Produktion von Chips: Warum Sachsen Chipfabriken schneller baut als Arizona
Dresden, Düsseldorf. Laura-Elisa Herr klettert den Deich hoch. Oben angekommen stoppt sie vor einem hohen Zaun, der den Weg über eine Flutwiese versperrt. Sie zeigt auf die Elbe.
Hier, nordwestlich des Stadtzentrums von Dresden, entsteht eines der bedeutendsten Infrastruktur-Vorhaben Deutschlands. Herr und ihr Team vom Versorger Sachsen Energie wollen hier in den nächsten Jahren ein Flusswasserwerk errichten. Jeden Tag sollen 60.000 Kubikmeter Wasser zu den neun Kilometer entfernt liegenden Chipfabriken geleitet werden. Kostenpunkt: Knapp eine Viertelmilliarde Euro.
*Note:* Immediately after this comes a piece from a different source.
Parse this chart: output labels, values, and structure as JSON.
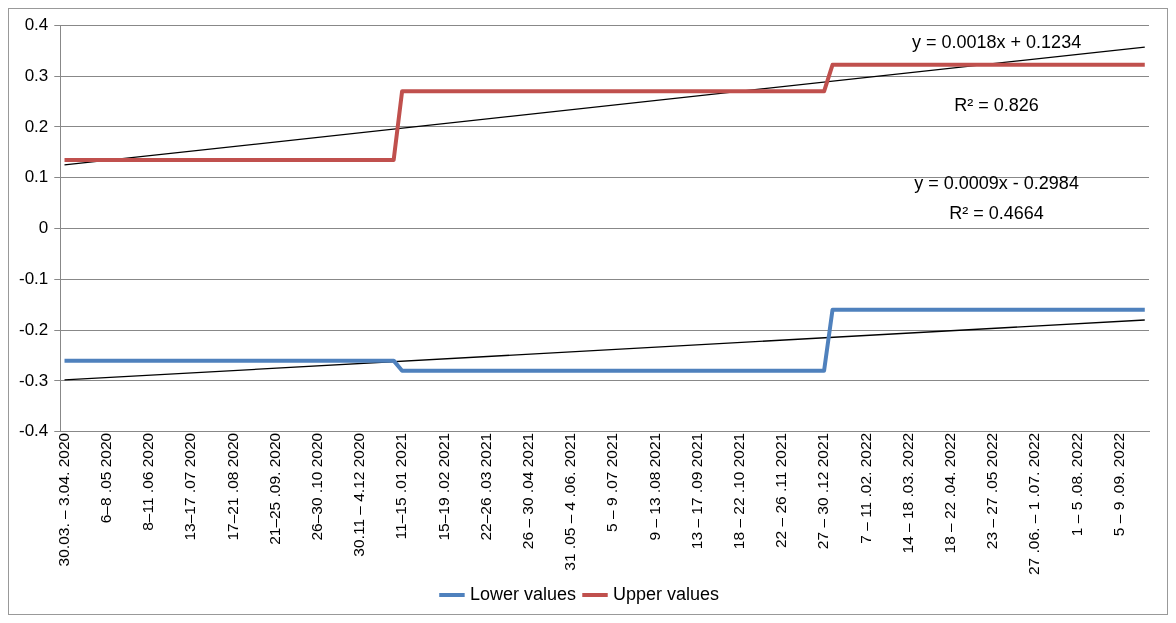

Es gibt teurere Infrastruktur-Vorhaben in Deutschland, aber dieses hier schafft die Voraussetzung für die Ansiedlung zahlreicher neuer Chipfabriken in der Region. Also jener Zukunftstechnologie, deren Ansiedlung der Bundesregierung Milliarden an Fördergeldern wert ist – und Sachsen zieht beim Ausbau dieser Technologie gerade an internationalen Konkurrenzregionen vorbei. Behörden, Politiker und Unternehmen geben durch smartes und unbürokratisches Vorgehen eine Ahnung, wie eine Deutschlandgeschwindigkeit tatsächlich aussehen kann.
Wasser ist für die Produktion von Chips von entscheidender Bedeutung. In hunderten Produktionsschritten kommen die Bauteile mit Gasen und Chemikalien in Berührung und müssen ständig gewaschen werden.